Kemira urges affirmance of the court’s holding that, under section 353.25(d)(4)(iii), Commerce was obligated to revoke Kemira’s outstanding finding and, failing that, it was precluded from conducting an administrative review. Kemira argues that the regulation entitled it to revocation under these circumstances. In the alternative, Kemira asserts that the court’s decision must be upheld because the domestic parties’ June 28, 1993 letter objecting to revocation was unlawfully accepted by Commerce because it was not properly served.
As a general rule, an agency is required to comply with its own regulations. See Dodson v. Department of the Army, 988 F.2d 1199, 1204 (Fed.Cir.1993). Commerce admittedly failed to timely comply with its regulatory notice requirement and we do not condone that failure. However, as the Supreme Court has recognized, not every failure of an agency to observe timing requirements voids subsequent agency action, especially when important public rights are at stake. Brock v. Pierce County, 476 U.S. 253, 260, 106 S.Ct. 1834, 1839, 90 L.Ed.2d 248 (1986). Rather, “the ‘great principle of public policy, applicable to all governments alike, … forbids that the public interests should be prejudiced by the negligence of the officers or agents to whose care they are confided.’ ” Id. (quoting United States v. Nashville, C. & St. L.R. Co., 118 U.S. 120, 125, 6 S.Ct. 1006, 1008, 30 L.Ed. 81 (1886)).
Kemira has cited no controlling authority for the proposition that an agency’s failure to comply with a regulatorily timing requirement voids a subsequent administrative action. However, a similar argument has been addressed in a line of Supreme Court cases dealing with timing requirements mandated by statute. These cases held that, even in the face of a statutory timing directive, when a statute does not specify the consequences of non-compliance, courts should not assume that Congress intended that the agency lose its power to act. Brock, 476 U.S. at 260, 106 S.Ct. at 1839; United States v. Montalvo-Murillo, 495 U.S. 711, 110 S.Ct. 2072, 109 L.Ed.2d 720 (1990); United States v. James Daniel Good Real Property, — U.S. —-, 114 S.Ct. 492, 126 L.Ed.2d 490 (1993).

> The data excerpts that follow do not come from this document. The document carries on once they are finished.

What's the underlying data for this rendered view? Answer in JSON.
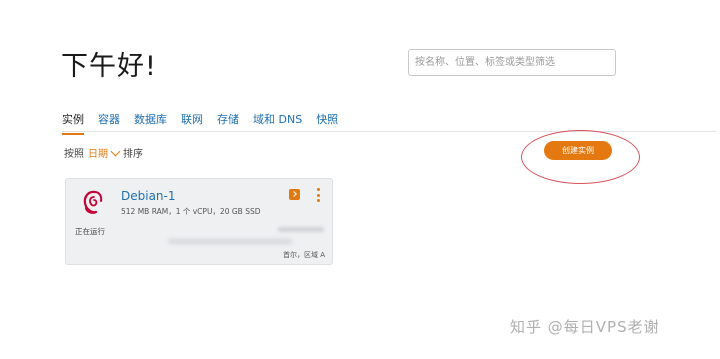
{
  "header": {
    "greeting": "下午好!",
    "search_placeholder": "按名称、位置、标签或类型筛选"
  },
  "tabs": [
    {
      "label": "实例",
      "active": true
    },
    {
      "label": "容器",
      "active": false
    },
    {
      "label": "数据库",
      "active": false
    },
    {
      "label": "联网",
      "active": false
    },
    {
      "label": "存储",
      "active": false
    },
    {
      "label": "域和 DNS",
      "active": false
    },
    {
      "label": "快照",
      "active": false
    }
  ],
  "sort": {
    "prefix": "按照",
    "selected": "日期",
    "suffix": "排序"
  },
  "create_button": {
    "label": "创建实例"
  },
  "instance": {
    "name": "Debian-1",
    "specs": "512 MB RAM，1 个 vCPU，20 GB SSD",
    "status": "正在运行",
    "region": "首尔，区域 A",
    "logo_icon": "debian-logo-icon"
  },
  "watermark": "知乎 @每日VPS老谢",
  "colors": {
    "accent": "#e47911",
    "link": "#1f6fb2",
    "card_bg": "#eef0f1",
    "annotation_ring": "#d9535b"
  }
}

In Brock, the Supreme Court resolved a dispute involving section 106(b) of the Comprehensive Employment and Training Act (CETA), 29 U.S.C. Sec. 816(b), and its implementing regulations. 476 U.S. at 255, 106 S.Ct. at 1836. The statute and regulations provided that the Secretary of Labor “shall” issue a final determination as to the misuse of CETA funds by a grant recipient within 120 days after receiving a complaint alleging such misuse. Id. at 256, 106 S.Ct. at 1837. The Court examined the statutory language and legislative history to determine whether Congress intended that the Secretary lose the authority to recover misspent funds 120 days after learning of the misuse. Id. at 266, 106 S.Ct. at 1842. The Court held that the Secretary did not lose the power to recover misused funds after that 120-day period had expired, despite the Secretary’s non-compliance with the clear statutory time limit for issuing a final determination. Id.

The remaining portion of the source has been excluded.